Just a few days after Egyptian antiquities minister Zahi Hawass announced that he was losing his job in a cabinet shakeup, his replacement, Abdel Fattah al-Banna, resigned the post, following criticism that he was not properly qualified for the job.
“This man, he is not an archaeologist,” Mohamed Abdel-Maksoud, the secretary-general of the Supreme Council of Antiquities, a branch of the antiquities ministry, told Reuters. “It was a great mistake to appoint him.”
Writer Lee Rosenbaum points to a link that describes Mr. al-Banna as an associate professor at Cairo University and a stone monuments restoration specialist. He had reportedly been active in calling for Mr. Hawass’s ouster.
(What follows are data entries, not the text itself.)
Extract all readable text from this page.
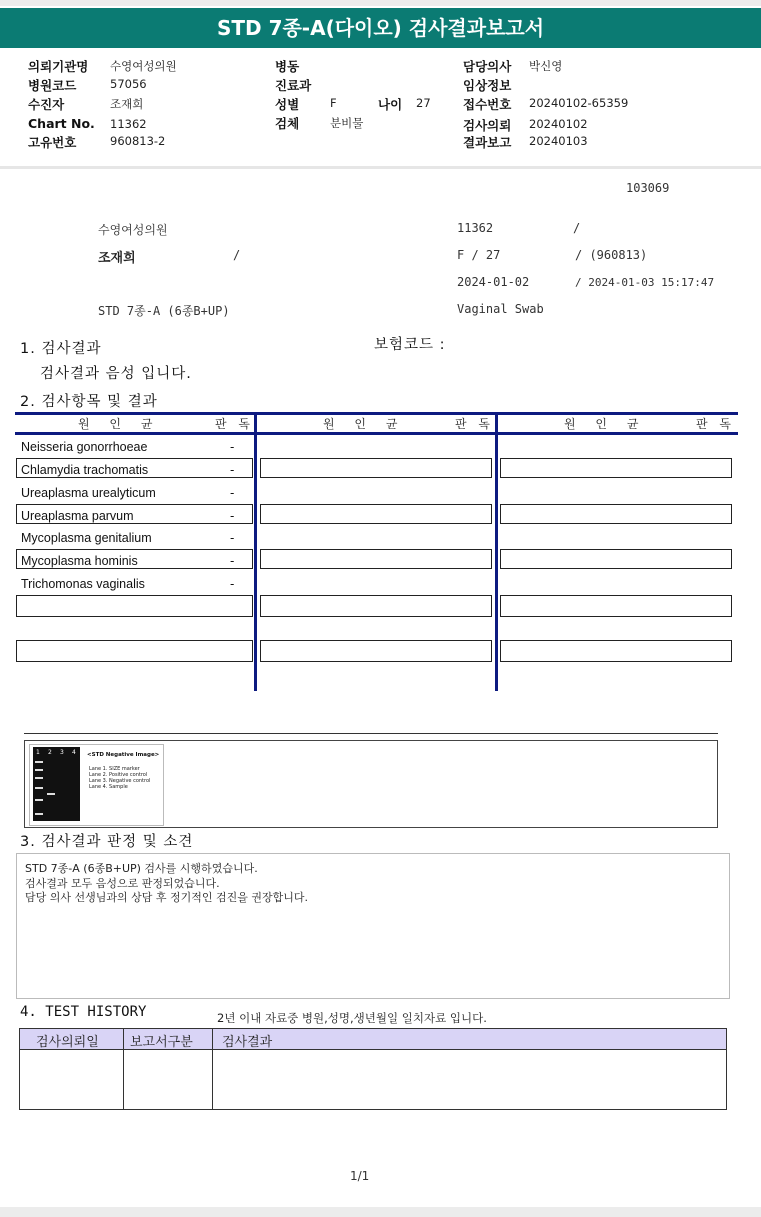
STD 7종-A(다이오) 검사결과보고서
의뢰기관명 수영여성의원
병원코드	57056
수진자	조재희
Chart No. 11362
고유번호	960813-2
병동
진료과
성별	F	나이 27
검체	분비물
담당의사 박신영
임상정보
접수번호 20240102-65359
검사의뢰 20240102
결과보고 20240103
103069
수영여성의원	11362	/
조재희	/	F / 27	/ (960813)
2024-01-02	/ 2024-01-03 15:17:47
STD 7종-A (6종B+UP)	Vaginal Swab
1. 검사결과	보험코드 :
검사결과 음성 입니다.
2. 검사항목 및 결과
원 인 균	판 독	원 인 균	판 독	원 인 균	판 독
Neisseria gonorrhoeae	-
Chlamydia trachomatis	-
Ureaplasma urealyticum	-
Ureaplasma parvum	-
Mycoplasma genitalium	-
Mycoplasma hominis	-
Trichomonas vaginalis	-
1 2 3 4 <STD Negative Image>
Lane 1. SIZE marker
Lane 2. Positive control
Lane 3. Negative control
Lane 4. Sample
3. 검사결과 판정 및 소견
STD 7종-A (6종B+UP) 검사를 시행하였습니다.
검사결과 모두 음성으로 판정되었습니다.
담당 의사 선생님과의 상담 후 정기적인 검진을 권장합니다.
4. TEST HISTORY	2년 이내 자료중 병원,성명,생년월일 일치자료 입니다.
검사의뢰일 보고서구분 검사결과
1/1
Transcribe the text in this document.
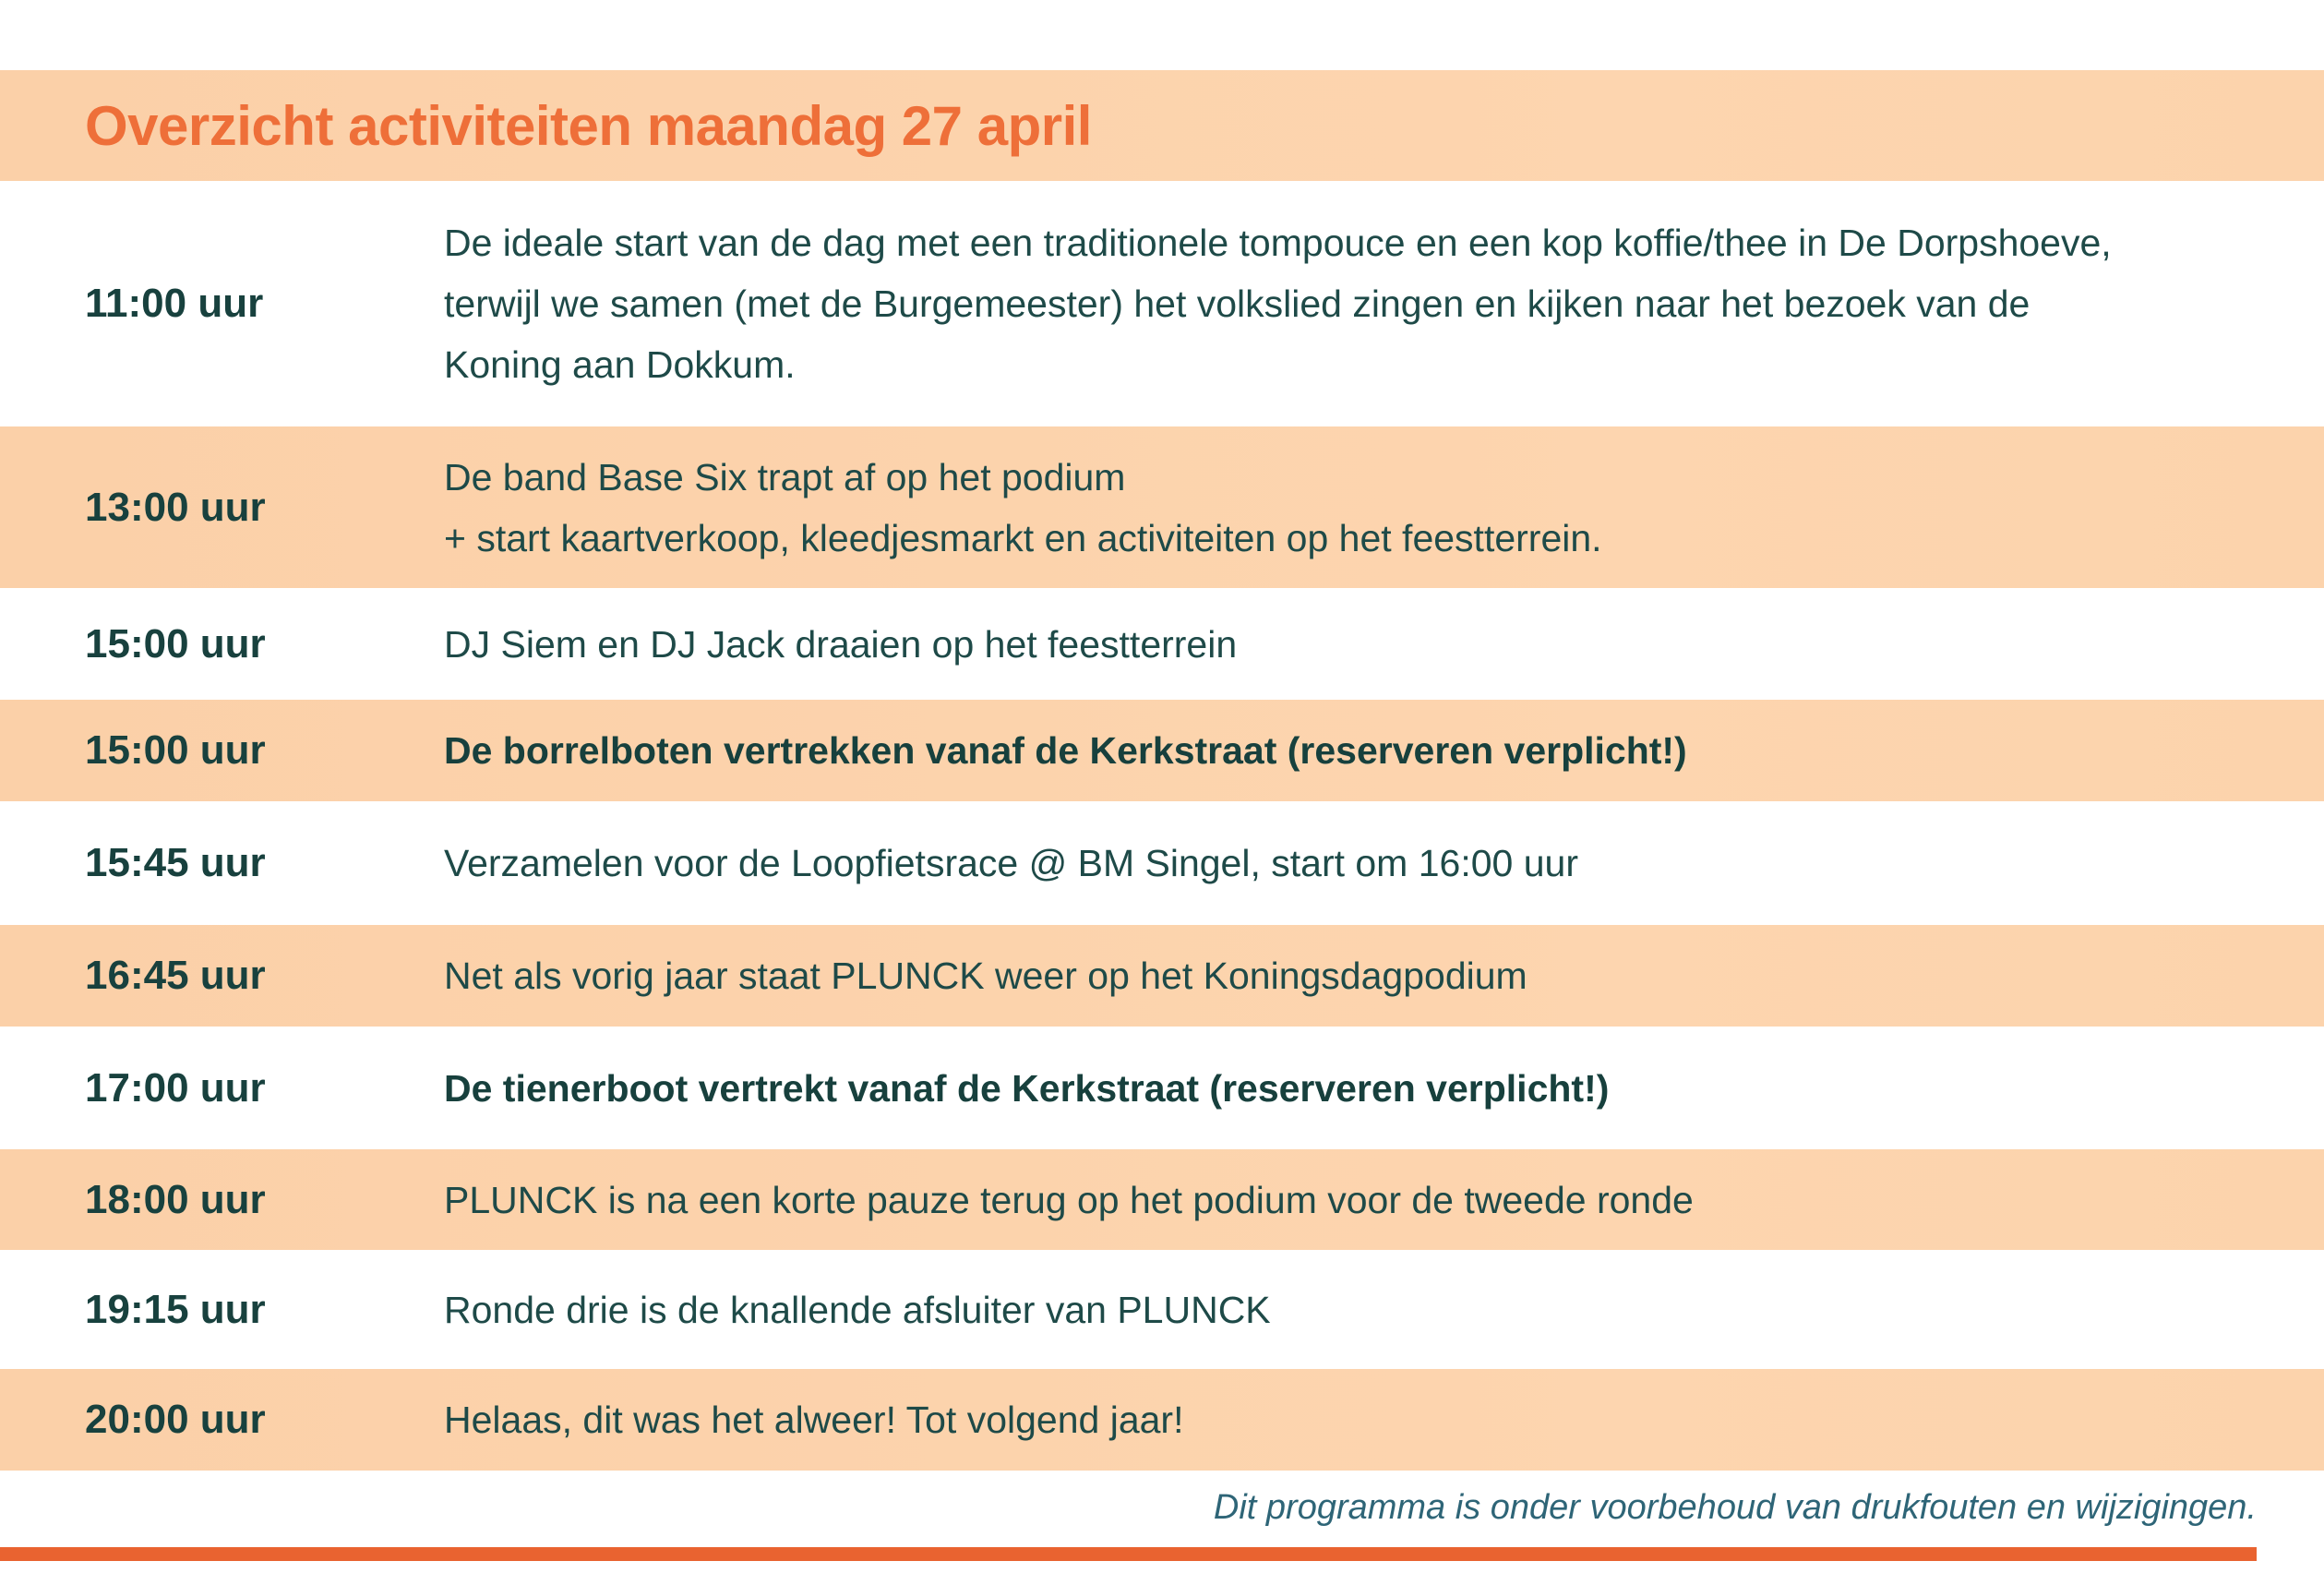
Overzicht activiteiten maandag 27 april
11:00 uur
De ideale start van de dag met een traditionele tompouce en een kop koffie/thee in De Dorpshoeve,
terwijl we samen (met de Burgemeester) het volkslied zingen en kijken naar het bezoek van de
Koning aan Dokkum.
13:00 uur
De band Base Six trapt af op het podium
+ start kaartverkoop, kleedjesmarkt en activiteiten op het feestterrein.
15:00 uur	DJ Siem en DJ Jack draaien op het feestterrein
15:00 uur	De borrelboten vertrekken vanaf de Kerkstraat (reserveren verplicht!)
15:45 uur	Verzamelen voor de Loopfietsrace @ BM Singel, start om 16:00 uur
16:45 uur	Net als vorig jaar staat PLUNCK weer op het Koningsdagpodium
17:00 uur	De tienerboot vertrekt vanaf de Kerkstraat (reserveren verplicht!)
18:00 uur	PLUNCK is na een korte pauze terug op het podium voor de tweede ronde
19:15 uur	Ronde drie is de knallende afsluiter van PLUNCK
20:00 uur	Helaas, dit was het alweer! Tot volgend jaar!
Dit programma is onder voorbehoud van drukfouten en wijzigingen.
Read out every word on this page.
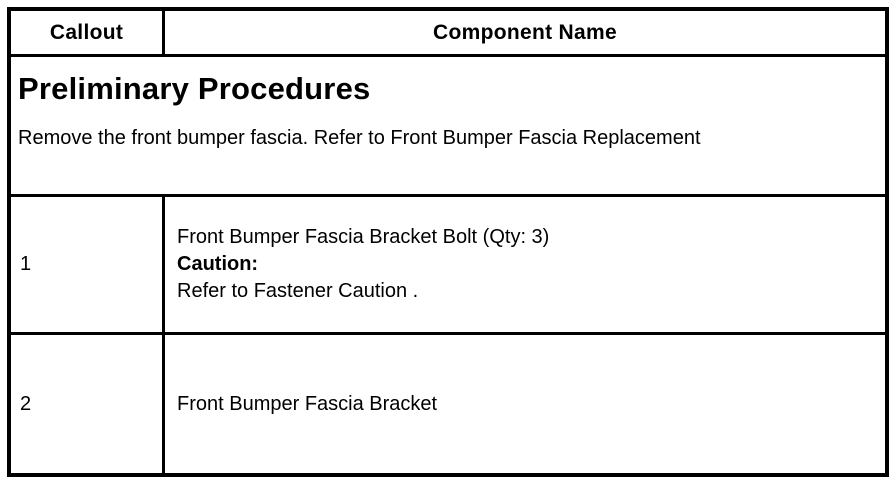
Callout	Component Name
Preliminary Procedures
Remove the front bumper fascia. Refer to Front Bumper Fascia Replacement
1
Front Bumper Fascia Bracket Bolt (Qty: 3)
Caution:
Refer to Fastener Caution .
2	Front Bumper Fascia Bracket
Mr. Abdel-Maksoud warned that Egyptian archaeologists planned to strike if Mr. al-Banna had remained in office, according to the Egyptian daily Al-Masry Al-Youm, and Reuters reports that many museum employees followed through on that threat on Monday.
Meanwhile, international papers tried to make sense of a world without Mr. Hawass, who was known for sometimes-elaborate publicity stunts and picture-perfect photo ops. The Telegraph notes that the former antiquities chief “was popular … for his flamboyant style and unchallenged commitment to promote Egypt’s treasures.”